In the Weekly Standard, Christopher Caldwell complains that nepotism in government is increasing because "public life has been depoliticized" (his emphasis). "It used to be that 'the issues'--as they're nostalgically called--were so important that a familiar-sounding name was insufficient to win a voter's trust," he writes. Now, though, "[p]eople no longer care enough to look beyond a surname."

Of course, he doesn't mention the unexpected flameouts of political scions Andrew Cuomo and Kathleen Kennedy Townsend. These two were among the most promising-looking of the current second-generation crop, but they ran ineffective campaigns and failed to win office. For that matter, he also neglected Jean Carnahan, who, even with the advantage of incumbency, could not convert her late husband's memory into a second election victory. What do these three lack that Caldwell's numerous examples--Bush, Clinton, Chafee, Dole, Sununu, Bentsen, Udall--don't?
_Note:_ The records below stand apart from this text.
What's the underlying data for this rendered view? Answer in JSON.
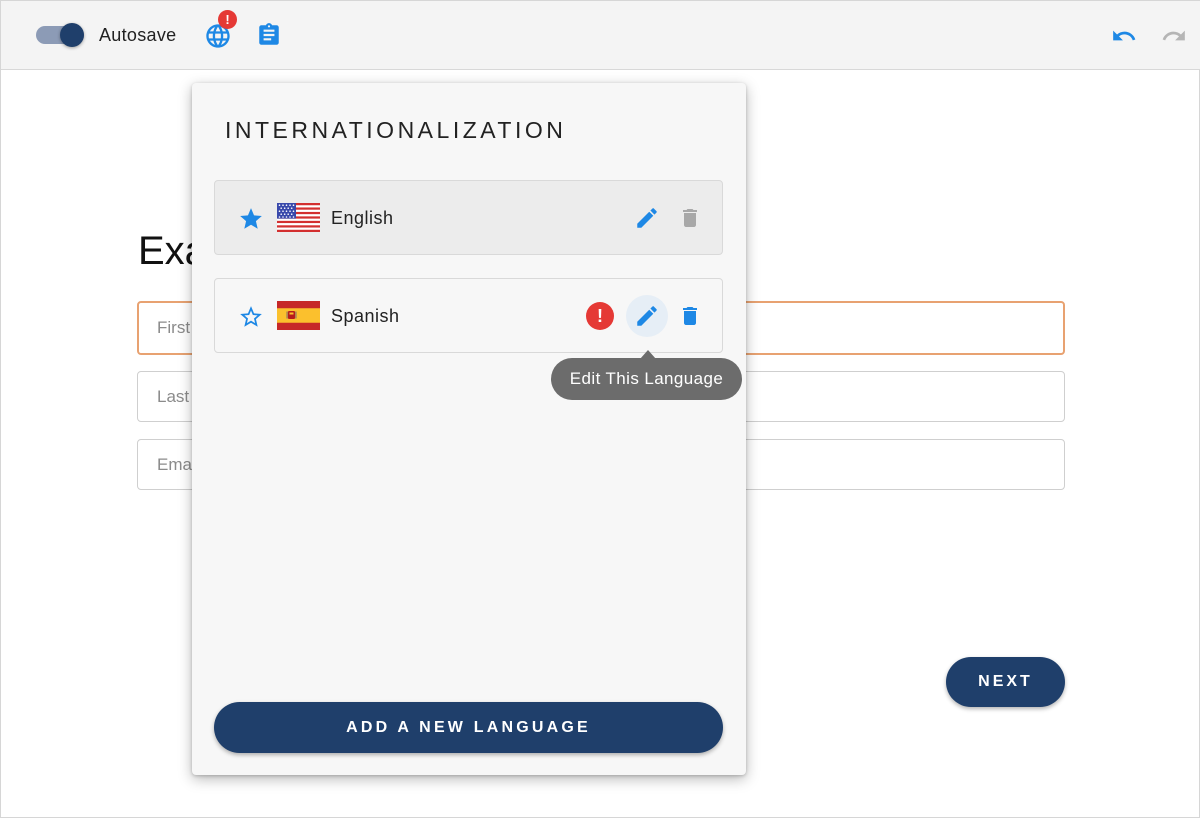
{
  "toolbar": {
    "autosave_label": "Autosave",
    "autosave_on": true,
    "globe_badge": "!",
    "icons": [
      "toggle",
      "globe-icon",
      "clipboard-icon",
      "undo-icon",
      "redo-icon"
    ]
  },
  "form": {
    "heading": "Exa",
    "fields": [
      {
        "placeholder": "First"
      },
      {
        "placeholder": "Last"
      },
      {
        "placeholder": "Ema"
      }
    ],
    "next_label": "NEXT"
  },
  "panel": {
    "title": "INTERNATIONALIZATION",
    "languages": [
      {
        "name": "English",
        "default": true,
        "flag": "us-flag-icon",
        "has_error": false
      },
      {
        "name": "Spanish",
        "default": false,
        "flag": "spain-flag-icon",
        "has_error": true,
        "error_symbol": "!"
      }
    ],
    "tooltip": "Edit This Language",
    "add_label": "ADD A NEW LANGUAGE"
  },
  "colors": {
    "primary": "#1f3f6b",
    "accent_blue": "#1e88e5",
    "error": "#e53935",
    "focus_border": "#e8a271",
    "disabled_icon": "#a8a8a8"
  }
}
The obvious answer is "competence". Politics is not becoming "depoliticized", as Caldwell asserts, but rather professionalized, with a host of management and communications skills necessary where a backroom endorsement once sufficed. Party "machines" once looked for respectable frontmen, but modern parties, shorn of their financial and political resources, now look for candidates who know the trade--raising money, hiring and managing a campaign staff, raising more money, handling the media, raising still more money, and occasionally helping formulate policy. As in all professions, family members of superstars in the field get the huge advantage of learning the ropes from within, at the highest level, and can carry that inside knowledge and experience with them when they make their own runs. (They also have the advantage of being inured by familiarity to the absurdities and unpleasantnesses of the political life, and hence of being more likely willing to embark upon it.)

Of course, in the grueling competition of modern politics, even major-league experience can't compensate for innate talentlessness of the kind displayed by the aforementioned political losers. But their failures demonstrate that voters aren't simply voting the name; they expect, first and foremost, professional-level political skill. Why should they care if it happens to have been learned at a family member's knee?